November 5, 2010

Breaking Point

Jessie has been upset lately by the lack of support she thinks she’s getting from her family. In her eyes, they don’t think she’s capable of making wise decisions and resort to telling her what to do. She’s been complaining that she can’t even make the choice of which doctor to visit and where she wants to have the baby without having someone throw in their two cents.

Being the youngest sibling of three sisters is probably pretty rough. Everybody thinks you’re the baby of the family and can’t do anything by yourself. I experience the same treatment, but unlike her, I really do act like a big baby.

However, in her family’s defense, I think they’re only trying to help by offering advice to her. After all, her mom did have four kids and her oldest sister, two. Obviously, when I say this, it doesn’t sit well with Jessie, who thinks that I never side or agree with her. Totally not true. Why just the other day, I agreed with her that yes, I can be extremely annoying and immature most of the time. See, who’s got your back now!

She had a long talk two weekends ago with her oldest sister, Sally, who was trying to tell Jessie the best way to raise our baby. They had differing views, and in the end, Jessie was left frustrated. Her sister could probably tell by the tone of my wife’s voice that she was pretty upset because later on, she sent an e-mail explaining what she was trying to say and that she supports Jessie in whatever she decides.

Jessie doesn’t take it that way and still believes that her family doesn't have confidence in the choices she makes. I try to convince her that no one is forcing her to do anything, but she’s having none of it and sits down to respond back to her sister’s e-mail.

At first, she tries to write the e-mail in her native tongue of Chinese, but in the end, she switches over to English because she thinks she can relay her ideas more clearly. However, because she’s not a native English speaker, writing can be an arduous task for her. I see her plodding along at a turtle-like pace and take pity on her.

I tell her that she can dictate what she wants to say in Chinese and I’ll help her write it down in English. Her face brightens at the mention of this prospect. Anything to make the wife happy, right? She immediately begins rambling on about her situation and the dilemmas she feels she's facing, and I try my best to keep up with my typing.

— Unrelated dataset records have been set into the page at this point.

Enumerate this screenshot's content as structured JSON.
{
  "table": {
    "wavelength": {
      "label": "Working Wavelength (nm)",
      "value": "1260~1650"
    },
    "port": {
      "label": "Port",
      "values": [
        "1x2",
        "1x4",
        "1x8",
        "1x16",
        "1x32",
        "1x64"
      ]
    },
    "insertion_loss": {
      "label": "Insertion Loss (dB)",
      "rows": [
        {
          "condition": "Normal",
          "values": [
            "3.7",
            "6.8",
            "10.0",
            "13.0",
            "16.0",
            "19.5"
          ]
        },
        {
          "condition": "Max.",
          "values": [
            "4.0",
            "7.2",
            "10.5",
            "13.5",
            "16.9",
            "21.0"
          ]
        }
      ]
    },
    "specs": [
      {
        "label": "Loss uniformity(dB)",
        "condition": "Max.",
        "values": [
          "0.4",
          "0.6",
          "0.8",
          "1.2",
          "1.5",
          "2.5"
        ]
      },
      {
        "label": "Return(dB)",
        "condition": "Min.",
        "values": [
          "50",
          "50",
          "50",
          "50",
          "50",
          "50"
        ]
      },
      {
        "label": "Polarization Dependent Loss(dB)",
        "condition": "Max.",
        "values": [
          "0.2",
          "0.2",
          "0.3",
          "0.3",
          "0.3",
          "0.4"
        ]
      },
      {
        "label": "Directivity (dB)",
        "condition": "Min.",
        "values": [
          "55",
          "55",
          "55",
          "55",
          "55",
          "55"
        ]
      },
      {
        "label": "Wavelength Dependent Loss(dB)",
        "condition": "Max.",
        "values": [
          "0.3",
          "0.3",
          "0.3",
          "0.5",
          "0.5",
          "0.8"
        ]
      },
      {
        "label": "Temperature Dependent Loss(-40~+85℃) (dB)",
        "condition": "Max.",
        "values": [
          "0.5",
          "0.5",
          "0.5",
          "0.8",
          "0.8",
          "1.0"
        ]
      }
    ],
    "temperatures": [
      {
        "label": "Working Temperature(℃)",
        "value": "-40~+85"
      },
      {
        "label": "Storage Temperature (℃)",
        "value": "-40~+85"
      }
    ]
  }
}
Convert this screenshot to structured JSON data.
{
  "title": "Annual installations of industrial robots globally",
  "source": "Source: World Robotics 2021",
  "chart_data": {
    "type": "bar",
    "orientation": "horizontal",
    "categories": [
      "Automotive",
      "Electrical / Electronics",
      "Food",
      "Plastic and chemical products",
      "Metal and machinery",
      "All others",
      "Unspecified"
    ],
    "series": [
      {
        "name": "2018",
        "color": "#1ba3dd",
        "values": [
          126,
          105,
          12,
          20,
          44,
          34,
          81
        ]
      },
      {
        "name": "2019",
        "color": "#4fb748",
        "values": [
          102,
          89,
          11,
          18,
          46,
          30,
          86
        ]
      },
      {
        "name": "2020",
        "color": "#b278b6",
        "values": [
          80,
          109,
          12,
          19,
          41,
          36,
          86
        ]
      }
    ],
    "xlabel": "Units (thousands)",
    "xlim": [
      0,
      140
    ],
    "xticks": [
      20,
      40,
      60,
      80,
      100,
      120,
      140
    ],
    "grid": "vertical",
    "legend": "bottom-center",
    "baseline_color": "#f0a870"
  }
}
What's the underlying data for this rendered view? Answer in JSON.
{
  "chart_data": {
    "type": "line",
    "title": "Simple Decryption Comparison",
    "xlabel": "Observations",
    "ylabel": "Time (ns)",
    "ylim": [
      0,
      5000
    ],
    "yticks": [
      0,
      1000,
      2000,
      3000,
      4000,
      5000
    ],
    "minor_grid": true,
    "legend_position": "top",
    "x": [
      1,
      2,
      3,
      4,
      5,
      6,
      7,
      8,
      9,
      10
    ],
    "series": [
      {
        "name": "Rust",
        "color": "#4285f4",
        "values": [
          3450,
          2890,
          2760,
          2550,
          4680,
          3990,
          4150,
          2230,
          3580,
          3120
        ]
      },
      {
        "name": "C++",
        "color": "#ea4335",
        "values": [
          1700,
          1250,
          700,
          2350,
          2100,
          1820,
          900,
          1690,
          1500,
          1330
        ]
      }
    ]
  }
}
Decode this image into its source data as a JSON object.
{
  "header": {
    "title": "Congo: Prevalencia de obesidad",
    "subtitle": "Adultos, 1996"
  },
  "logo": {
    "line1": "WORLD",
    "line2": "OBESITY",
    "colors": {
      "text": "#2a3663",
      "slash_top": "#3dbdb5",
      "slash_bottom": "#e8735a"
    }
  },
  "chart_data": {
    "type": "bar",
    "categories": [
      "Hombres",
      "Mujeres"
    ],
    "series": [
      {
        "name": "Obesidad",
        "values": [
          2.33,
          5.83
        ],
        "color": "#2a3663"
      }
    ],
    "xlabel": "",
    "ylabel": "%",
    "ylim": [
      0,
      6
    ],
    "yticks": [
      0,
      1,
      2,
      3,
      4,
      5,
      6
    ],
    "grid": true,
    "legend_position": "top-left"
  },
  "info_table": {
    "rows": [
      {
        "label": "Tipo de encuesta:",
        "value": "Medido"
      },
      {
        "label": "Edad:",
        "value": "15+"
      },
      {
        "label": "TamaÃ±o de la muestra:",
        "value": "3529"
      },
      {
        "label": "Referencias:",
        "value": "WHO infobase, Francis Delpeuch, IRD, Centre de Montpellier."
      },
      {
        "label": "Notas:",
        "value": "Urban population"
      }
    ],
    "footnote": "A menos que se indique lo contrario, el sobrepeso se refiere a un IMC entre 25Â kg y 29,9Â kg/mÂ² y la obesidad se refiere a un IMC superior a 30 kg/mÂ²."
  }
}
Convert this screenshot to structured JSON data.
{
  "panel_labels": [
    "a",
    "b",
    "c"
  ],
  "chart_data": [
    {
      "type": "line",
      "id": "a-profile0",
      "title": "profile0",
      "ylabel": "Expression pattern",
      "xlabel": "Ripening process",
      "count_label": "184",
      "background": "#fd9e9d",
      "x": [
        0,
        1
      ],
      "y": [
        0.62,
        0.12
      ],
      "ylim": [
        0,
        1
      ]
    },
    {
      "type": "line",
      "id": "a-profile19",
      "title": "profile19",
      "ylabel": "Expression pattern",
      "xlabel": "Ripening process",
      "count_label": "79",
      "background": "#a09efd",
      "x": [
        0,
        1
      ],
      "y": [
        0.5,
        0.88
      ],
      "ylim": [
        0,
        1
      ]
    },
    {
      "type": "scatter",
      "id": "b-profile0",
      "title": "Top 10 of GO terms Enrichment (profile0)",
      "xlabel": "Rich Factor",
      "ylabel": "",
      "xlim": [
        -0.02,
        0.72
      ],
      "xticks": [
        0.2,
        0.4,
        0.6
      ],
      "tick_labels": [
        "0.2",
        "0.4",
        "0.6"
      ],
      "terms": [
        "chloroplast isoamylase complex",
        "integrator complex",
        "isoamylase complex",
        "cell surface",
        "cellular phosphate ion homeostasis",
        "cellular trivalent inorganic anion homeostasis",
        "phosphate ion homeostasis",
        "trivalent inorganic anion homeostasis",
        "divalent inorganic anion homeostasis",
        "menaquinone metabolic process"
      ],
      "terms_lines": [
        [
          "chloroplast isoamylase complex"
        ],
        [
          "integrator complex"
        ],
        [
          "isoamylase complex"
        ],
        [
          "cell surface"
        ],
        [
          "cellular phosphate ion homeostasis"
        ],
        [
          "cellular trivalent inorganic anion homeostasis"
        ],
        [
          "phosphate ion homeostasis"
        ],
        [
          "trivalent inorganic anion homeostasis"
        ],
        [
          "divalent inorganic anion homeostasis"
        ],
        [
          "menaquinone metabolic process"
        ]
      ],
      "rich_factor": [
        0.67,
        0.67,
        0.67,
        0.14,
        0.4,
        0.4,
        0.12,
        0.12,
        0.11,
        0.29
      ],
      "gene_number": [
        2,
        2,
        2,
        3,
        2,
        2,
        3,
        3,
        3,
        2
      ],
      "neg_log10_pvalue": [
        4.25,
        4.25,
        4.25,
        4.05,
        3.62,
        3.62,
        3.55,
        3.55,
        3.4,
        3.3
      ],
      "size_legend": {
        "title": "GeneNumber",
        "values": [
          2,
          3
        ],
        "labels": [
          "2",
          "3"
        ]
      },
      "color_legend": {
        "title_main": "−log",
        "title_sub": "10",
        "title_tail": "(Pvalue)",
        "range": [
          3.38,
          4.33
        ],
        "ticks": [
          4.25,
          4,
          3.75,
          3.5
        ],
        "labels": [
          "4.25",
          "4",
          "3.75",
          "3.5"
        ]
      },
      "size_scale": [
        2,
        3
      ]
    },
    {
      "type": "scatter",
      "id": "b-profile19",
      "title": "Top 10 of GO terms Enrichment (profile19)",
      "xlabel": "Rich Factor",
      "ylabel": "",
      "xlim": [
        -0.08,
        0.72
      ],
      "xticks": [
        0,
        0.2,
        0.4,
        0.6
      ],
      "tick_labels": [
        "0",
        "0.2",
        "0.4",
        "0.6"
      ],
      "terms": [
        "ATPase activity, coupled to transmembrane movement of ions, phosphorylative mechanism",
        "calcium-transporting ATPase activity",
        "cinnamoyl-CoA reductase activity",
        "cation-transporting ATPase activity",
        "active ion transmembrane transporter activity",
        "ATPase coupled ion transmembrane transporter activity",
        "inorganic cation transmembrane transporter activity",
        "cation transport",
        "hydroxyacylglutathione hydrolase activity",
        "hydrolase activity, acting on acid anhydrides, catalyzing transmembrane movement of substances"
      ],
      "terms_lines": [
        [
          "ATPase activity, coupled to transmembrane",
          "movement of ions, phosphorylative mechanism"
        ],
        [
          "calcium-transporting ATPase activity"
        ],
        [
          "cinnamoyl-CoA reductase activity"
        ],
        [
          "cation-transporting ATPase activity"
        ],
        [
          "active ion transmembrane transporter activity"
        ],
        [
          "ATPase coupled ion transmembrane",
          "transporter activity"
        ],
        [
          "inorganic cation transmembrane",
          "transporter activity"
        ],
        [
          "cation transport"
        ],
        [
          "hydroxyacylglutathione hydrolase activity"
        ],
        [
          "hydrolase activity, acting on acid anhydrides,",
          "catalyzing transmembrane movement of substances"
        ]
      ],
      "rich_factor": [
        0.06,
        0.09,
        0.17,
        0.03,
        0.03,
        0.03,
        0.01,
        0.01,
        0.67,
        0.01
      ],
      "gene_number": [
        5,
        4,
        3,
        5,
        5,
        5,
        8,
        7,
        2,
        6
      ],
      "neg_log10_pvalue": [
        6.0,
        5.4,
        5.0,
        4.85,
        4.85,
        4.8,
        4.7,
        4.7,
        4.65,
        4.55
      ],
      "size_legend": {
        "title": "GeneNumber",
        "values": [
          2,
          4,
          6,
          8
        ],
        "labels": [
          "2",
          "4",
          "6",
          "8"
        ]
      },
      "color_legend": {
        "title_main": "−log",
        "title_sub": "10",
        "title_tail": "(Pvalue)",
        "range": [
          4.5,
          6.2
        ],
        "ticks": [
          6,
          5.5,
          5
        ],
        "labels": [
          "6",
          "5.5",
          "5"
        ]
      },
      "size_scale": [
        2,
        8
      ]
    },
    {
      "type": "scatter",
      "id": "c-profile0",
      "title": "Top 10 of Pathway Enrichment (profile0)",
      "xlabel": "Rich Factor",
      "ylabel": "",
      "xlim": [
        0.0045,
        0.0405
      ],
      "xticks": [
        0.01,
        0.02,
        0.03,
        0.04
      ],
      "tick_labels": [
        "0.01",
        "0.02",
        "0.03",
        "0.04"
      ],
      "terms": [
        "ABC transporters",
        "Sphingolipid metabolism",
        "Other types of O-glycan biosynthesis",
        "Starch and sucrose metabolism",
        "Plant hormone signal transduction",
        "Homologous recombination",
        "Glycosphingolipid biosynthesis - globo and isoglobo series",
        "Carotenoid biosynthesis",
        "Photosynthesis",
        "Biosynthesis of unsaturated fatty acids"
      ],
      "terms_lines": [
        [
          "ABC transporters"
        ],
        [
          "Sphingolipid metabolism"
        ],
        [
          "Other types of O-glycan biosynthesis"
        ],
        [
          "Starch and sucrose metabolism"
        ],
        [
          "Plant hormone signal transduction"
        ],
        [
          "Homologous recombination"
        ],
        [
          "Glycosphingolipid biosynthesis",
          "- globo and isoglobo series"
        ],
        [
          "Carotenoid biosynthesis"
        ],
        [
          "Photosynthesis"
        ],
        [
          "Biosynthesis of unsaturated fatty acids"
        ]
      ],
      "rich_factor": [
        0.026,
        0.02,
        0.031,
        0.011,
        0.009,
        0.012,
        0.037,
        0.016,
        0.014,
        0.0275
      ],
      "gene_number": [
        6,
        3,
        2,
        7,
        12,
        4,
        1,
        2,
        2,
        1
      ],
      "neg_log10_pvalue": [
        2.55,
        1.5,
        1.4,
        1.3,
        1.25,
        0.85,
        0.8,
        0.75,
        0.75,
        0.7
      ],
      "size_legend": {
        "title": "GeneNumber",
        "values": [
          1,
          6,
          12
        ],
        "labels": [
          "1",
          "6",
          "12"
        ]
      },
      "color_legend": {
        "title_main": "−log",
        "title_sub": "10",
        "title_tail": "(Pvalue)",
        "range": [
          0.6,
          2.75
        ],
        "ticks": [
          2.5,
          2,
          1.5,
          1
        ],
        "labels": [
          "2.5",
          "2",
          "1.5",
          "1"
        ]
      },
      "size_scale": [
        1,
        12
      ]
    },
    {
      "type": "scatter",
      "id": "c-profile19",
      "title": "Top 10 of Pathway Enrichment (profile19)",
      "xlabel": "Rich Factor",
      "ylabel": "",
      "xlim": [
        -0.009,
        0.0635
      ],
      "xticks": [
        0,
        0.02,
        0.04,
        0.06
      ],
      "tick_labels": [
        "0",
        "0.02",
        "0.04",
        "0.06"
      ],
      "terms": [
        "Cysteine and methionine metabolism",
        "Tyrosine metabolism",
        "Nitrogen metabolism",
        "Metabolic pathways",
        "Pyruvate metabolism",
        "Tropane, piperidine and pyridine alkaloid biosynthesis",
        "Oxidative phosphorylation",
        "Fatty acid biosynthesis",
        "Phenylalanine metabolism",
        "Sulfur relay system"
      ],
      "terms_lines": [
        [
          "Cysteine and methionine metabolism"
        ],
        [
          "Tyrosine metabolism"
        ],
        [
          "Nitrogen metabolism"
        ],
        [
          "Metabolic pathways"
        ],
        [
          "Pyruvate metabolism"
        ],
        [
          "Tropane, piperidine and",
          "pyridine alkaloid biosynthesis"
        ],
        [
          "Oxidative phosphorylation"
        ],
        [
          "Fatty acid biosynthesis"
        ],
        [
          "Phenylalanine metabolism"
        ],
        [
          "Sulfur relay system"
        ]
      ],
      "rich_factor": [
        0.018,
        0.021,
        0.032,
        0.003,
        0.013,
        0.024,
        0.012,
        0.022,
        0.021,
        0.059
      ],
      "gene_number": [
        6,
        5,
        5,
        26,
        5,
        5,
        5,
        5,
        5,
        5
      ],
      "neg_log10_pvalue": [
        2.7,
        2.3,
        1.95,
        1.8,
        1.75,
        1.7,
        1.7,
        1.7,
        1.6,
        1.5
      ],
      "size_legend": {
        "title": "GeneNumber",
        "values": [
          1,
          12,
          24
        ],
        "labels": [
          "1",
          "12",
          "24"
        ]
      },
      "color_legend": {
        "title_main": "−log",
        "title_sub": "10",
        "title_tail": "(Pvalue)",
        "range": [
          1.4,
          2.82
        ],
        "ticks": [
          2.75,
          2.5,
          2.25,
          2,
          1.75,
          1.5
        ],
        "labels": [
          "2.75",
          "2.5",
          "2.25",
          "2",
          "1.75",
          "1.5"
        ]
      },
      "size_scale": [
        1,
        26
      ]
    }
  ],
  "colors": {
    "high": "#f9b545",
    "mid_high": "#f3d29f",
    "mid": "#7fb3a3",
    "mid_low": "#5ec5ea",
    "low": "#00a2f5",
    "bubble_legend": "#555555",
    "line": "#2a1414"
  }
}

After I finish, she looks over, approves, and sends off the e-mail to her sister. At that very moment, a guilty feeling starts sinking in. What if her sister takes offense to what was written? What if she misunderstands what Jessie’s trying to say? Even worse, what if her sister finds out I’m an accomplice to this e-mail? (If you're reading this...surprise!!)

I tell my wife these fears and she says not to worry. Her sister won’t know that it was written by me. She says that anyone could have written an e-mail like that. Really? This being said with confidence by the person who was laboring over trying to form one simple sentence.

For the past few days, we’ve been anxiously checking our e-mails to see if she’s written back to either one of us, but she hasn’t. Maybe Sally is trying to sweat us out. I feel the pressure beginning to mount.

It’s like when you got in trouble as a kid and your mom would say, “Wait until your father gets home,” and you would sit there dreading every second because you knew what would happen once he got home. That feeling of dread was almost as bad as the beating itself.

I feel like I’m about to break… can’t… take… it… anymore! Just get it over with and beat us both silly, Sally!